OpenAI released the Procgen Benchmark

317 阅读1分钟

Where the training of machine learning models is concerned, there’s always a risk of overfitting — or corresponding too closely — to a particular set of data. In point of fact, it’s not infeasible that popular machine learning benchmarks like the Arcade Learning Environment encourage overfitting, in that they have a low emphasis on generalization.

That’s why OpenAI — the San Francisco-based research firm cofounded by CTO Greg Brockman, chief scientist Ilya Sutskever, and others — today released the Procgen Benchmark, a set of 16 procedurally generated environments (CoinRun, StarPilot, CaveFlyer, Dodgeball, FruitBot, Chaser, Miner, Jumper, Leaper, Maze, BigFish, Heist, Climber, Plunder, Ninja, and BossFight) that measure how quickly a model learns generalizable skills.

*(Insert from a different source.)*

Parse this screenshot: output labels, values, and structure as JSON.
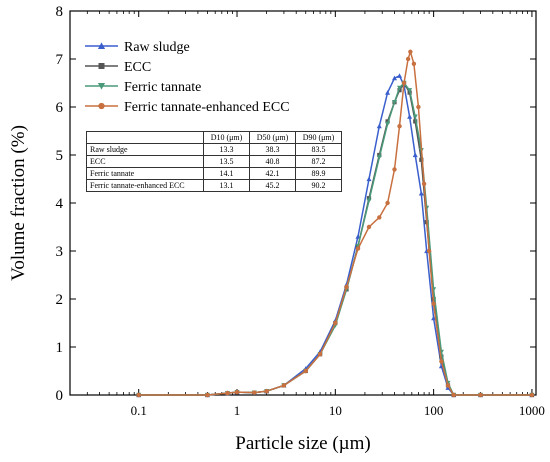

It builds atop the startup’s CoinRun toolset, which used procedural generation to construct sets of training and test levels.

“We want the best of both worlds: a benchmark comprised of many diverse environments, each of which fundamentally requires generalization,” wrote OpenAI in a blog post. “To fulfill this need, we have created Procgen Benchmark … [which strives] for all of the following: experimental convenience, high diversity within environments, and high diversity across environments … CoinRun now serves as the inaugural environment in Procgen Benchmark, contributing its diversity to a greater whole.”

According to OpenAI, Procgen environments were designed with a large amount of freedom (subject to basic design constraints) so as to present Topplay AI-driven agents with “meaningful” generalization challenges. They were also calibrated to ensure baseline agents make significant progress after training for 200 million time steps, and to perform thousands of steps per second on as little as a single processor core.

Additionally, Procgen environments support two “well-calibrated” difficulty settings: easy and hard. (The former targets users with limited access to compute power, as it requires roughly an eighth of the resources to train.) And they mimic the style of a number of Atari and Gym Retro games, in keeping with precedent.